There are 2 best solutions below

4
On

This is time series auto-encoder. If you want to predict for future, it goes this way. The auto-encoder / machine learning model fitting is different for different problems and their solutions. You cannot train and fit one model / workflow for all problems. Time-series / time lapse can be what we already collected data for time period and predict, it can be for data collected and future prediction. Both are differently constructed. Like time series data for sub surface earth is differently modeled, and for weather forecast is differently. One model cannot work for both.

0
On

By definition an autoencoder is any model attempting at reproducing it's input, independent of the type of architecture (LSTM, CNN,...).

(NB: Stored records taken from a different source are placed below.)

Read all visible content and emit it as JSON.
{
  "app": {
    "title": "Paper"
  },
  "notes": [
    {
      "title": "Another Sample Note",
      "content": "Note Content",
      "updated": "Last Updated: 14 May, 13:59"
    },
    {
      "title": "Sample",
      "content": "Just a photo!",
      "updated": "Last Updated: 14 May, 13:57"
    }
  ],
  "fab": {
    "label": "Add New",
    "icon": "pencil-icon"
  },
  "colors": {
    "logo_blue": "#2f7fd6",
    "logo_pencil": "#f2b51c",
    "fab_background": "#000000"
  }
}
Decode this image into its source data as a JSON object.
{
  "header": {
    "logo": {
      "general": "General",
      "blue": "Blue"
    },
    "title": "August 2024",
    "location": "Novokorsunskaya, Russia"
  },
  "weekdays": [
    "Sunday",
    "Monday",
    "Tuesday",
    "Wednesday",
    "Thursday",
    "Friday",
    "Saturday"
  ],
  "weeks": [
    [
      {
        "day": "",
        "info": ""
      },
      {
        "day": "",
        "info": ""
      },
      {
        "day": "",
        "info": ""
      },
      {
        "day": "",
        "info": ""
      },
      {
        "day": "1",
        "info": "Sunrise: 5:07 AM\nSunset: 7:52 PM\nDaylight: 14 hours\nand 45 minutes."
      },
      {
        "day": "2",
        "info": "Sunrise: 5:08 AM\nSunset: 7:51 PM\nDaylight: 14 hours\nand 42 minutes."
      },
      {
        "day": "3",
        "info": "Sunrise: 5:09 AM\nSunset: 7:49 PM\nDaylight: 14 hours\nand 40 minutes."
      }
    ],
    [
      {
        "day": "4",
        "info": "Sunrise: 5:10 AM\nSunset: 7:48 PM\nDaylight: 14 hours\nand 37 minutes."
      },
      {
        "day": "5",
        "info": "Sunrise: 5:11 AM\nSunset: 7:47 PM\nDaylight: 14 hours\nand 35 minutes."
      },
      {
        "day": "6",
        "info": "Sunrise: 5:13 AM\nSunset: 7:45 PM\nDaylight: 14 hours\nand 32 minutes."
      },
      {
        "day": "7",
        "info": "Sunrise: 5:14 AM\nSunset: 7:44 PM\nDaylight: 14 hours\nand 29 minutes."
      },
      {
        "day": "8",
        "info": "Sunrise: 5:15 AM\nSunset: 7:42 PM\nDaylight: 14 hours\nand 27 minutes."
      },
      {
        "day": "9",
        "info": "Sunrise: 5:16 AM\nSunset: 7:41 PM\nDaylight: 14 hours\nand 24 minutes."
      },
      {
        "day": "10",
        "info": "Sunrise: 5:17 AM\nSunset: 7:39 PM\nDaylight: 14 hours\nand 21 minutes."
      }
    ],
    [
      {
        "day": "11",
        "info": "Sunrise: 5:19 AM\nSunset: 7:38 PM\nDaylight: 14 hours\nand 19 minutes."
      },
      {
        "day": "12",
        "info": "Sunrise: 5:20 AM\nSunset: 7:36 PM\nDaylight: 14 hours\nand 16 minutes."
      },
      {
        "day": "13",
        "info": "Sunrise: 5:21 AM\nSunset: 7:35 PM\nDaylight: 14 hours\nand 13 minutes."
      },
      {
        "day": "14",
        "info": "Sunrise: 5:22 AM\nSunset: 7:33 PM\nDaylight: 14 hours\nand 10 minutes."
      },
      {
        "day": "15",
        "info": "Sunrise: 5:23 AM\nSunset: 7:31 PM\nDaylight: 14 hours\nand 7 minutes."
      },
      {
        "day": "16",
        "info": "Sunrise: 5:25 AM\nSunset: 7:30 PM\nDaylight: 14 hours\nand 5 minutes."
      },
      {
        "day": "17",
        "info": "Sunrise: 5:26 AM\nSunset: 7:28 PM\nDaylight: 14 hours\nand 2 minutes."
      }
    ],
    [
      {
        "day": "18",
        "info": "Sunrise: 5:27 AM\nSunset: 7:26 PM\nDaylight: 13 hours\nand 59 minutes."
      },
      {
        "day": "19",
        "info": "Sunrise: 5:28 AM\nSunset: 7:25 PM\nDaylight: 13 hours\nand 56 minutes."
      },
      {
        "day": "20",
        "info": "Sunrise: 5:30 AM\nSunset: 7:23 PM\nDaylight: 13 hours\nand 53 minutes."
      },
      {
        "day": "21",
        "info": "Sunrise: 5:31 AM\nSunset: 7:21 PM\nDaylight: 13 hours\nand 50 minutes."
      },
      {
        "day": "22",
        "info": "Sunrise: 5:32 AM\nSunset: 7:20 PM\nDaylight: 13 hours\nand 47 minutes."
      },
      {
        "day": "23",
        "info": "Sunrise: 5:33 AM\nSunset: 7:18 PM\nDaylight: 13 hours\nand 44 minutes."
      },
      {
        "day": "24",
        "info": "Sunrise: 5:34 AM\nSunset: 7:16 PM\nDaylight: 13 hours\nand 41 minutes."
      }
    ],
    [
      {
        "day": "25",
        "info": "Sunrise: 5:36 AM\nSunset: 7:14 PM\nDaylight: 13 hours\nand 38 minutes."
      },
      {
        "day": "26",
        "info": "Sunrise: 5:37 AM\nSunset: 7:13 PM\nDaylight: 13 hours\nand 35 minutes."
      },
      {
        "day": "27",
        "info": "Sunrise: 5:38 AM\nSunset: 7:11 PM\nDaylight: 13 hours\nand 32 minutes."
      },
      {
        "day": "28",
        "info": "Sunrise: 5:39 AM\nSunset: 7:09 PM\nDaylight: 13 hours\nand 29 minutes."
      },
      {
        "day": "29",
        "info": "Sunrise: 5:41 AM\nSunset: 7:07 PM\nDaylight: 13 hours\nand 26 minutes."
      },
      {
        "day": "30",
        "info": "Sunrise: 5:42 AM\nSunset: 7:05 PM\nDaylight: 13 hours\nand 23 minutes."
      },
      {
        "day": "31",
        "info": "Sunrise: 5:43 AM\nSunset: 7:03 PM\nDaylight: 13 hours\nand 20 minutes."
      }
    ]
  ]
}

Framed this way it is a unspervised task so the training would be : model.fit(X_train,X_train)

Now, what she does in the article you linked, is to use a common architecture for LSTM autoencoder but applied to timeseries forecasting:

model.add(LSTM(128, input_shape=(X_train.shape[1], X_train.shape[2])))
model.add(RepeatVector(X_train.shape[1]))
model.add(LSTM(128, return_sequences=True))
model.add(TimeDistributed(Dense(X_train.shape[2])))

She's pre-processing the data in a way to get X_train = [x(t-seq)....x(t)] and y_train = x(t+1)

for i in range(len(X)-time_steps):
        Xs.append(X.iloc[i:(i+time_steps)].values)
        ys.append(y.iloc[i+time_steps])

So the model does not per-se reproduce the input it's fed, but it doesn't mean it's not a valid implementation since it produce valuable prediction.